USDA on June 28 will release the June 1 Grain Stocks and June Acreage reports, likely setting the tone for old and new crop corn and soybean prices and leaving the door open for potential surprises.
University of Illinois Economist Darrel Good said expectations vary on the reports because feed and the residual use of corn is not estimated on a continuing basis, and is rather revealed by the stocks estimate.
That stocks estimate in turn is based on available estimates of other uses during the quarter, as well as a calculation of feed and residual use.
"A surprise in the stocks estimate would be an indication that feed and residual use was occurring either more rapidly or more slowly than projected," Good said.
For the year, the USDA projects feed and residual use of corn at 4.4 billion bushels, 145 million less than used last year. The estimate of use during the first half of the year was 227 million less than use during the same period last year.

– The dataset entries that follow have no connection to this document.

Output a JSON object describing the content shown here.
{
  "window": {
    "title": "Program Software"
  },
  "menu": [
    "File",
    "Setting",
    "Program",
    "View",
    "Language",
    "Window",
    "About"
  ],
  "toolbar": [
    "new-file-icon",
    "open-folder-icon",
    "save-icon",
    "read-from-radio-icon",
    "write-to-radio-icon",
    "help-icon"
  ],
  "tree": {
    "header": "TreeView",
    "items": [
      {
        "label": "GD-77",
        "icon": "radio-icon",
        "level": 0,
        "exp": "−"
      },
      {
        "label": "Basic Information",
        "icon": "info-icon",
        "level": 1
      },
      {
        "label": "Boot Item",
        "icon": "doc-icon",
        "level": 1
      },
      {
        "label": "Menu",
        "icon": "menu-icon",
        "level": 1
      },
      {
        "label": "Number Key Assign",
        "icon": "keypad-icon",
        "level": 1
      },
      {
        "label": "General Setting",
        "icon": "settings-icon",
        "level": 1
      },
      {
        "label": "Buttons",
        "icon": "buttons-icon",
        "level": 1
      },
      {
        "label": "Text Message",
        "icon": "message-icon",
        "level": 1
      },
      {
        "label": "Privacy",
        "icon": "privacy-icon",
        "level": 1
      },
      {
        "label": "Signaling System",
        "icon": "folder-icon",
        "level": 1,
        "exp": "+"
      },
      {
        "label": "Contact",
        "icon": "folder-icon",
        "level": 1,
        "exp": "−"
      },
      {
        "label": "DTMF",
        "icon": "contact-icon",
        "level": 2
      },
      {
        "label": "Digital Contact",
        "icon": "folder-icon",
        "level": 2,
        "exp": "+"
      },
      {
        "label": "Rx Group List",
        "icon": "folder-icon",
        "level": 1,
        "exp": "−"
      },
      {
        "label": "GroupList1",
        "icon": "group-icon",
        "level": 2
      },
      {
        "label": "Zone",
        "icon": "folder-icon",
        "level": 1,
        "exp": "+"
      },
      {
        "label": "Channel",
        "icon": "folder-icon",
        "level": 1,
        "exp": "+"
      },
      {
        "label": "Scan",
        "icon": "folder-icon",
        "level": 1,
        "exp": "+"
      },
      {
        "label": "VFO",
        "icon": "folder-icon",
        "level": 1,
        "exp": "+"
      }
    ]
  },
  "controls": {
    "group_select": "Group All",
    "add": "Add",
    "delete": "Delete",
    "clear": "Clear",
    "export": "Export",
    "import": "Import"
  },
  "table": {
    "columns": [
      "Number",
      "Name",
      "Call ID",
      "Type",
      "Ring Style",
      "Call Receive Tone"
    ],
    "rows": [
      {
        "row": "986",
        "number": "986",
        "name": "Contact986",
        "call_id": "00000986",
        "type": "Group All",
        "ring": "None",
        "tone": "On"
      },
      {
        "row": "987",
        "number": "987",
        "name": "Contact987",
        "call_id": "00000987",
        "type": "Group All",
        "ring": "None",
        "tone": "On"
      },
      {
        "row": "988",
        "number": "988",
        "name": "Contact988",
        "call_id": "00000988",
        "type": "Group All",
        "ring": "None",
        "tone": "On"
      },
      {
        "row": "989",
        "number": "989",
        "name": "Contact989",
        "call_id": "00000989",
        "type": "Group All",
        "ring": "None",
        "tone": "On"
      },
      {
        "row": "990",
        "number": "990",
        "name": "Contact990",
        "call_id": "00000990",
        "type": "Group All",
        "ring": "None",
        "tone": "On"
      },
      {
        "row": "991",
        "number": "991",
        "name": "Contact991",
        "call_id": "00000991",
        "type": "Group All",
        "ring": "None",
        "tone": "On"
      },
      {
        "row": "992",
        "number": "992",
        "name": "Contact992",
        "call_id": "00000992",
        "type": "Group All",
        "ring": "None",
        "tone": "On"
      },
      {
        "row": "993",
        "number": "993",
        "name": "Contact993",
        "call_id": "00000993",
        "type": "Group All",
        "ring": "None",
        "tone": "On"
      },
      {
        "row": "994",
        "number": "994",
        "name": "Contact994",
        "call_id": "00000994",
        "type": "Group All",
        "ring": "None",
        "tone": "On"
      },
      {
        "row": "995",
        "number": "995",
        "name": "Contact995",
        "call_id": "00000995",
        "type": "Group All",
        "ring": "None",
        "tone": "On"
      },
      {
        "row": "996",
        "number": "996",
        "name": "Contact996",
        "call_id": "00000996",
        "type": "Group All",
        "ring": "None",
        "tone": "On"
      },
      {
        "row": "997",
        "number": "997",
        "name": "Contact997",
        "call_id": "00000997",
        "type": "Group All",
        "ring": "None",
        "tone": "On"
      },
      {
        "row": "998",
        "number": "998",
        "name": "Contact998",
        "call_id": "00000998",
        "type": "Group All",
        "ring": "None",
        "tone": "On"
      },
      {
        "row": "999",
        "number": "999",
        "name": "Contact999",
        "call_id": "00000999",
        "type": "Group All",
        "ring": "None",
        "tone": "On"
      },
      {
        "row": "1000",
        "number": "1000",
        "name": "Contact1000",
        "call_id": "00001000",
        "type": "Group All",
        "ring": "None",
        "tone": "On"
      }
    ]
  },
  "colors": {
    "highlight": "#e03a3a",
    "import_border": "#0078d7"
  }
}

Good said that if the projection is correct, use during the last half of the year should be 82 million bushels larger than use of a year ago.
And, with the late-planted crop this year, new crop supplies will be much smaller. If that is the case, the USDA projection would imply feed and residual during the March-May quarter of about 840 million bushels, down about 20 million from use of a year ago, Good estimated.
Use at that level would result in total consumption for the quarter of 2.571 billion bushels and June 1 stocks of 2.858 billion bushels.
For soybeans, Good said that March 1 stocks were estimated at 999 million bushels and March-May imports were likely near 10 million bushels, resulting in total supplies of about 1.009 billion bushels.
"Expectations for planted- and harvested-acreage estimates will be based on the March report of planting intentions of 97.282 million acres for corn and 77.126 million acres for soybeans, and likely changes from intentions based on the very late planting season," Good said.
He noted that because the survey for the estimates was conducted in the first half of June, estimates may still reflect intentions in some cases. It is difficult to form acreage expectations, so a wide range of guesses is likely.
"Based on anecdotal reports, a few non-random private surveys, and historical evidence, we would expect planted acreage of corn to be 2.5 to 3 million less than March intentions and soybean acreage to be as much as one million acres more than intentions," Good added.
Good noted also that the price reaction to the USDA reports will depend on the differences between expected and actual estimates, and the estimates for corn hold the most potential for surprises.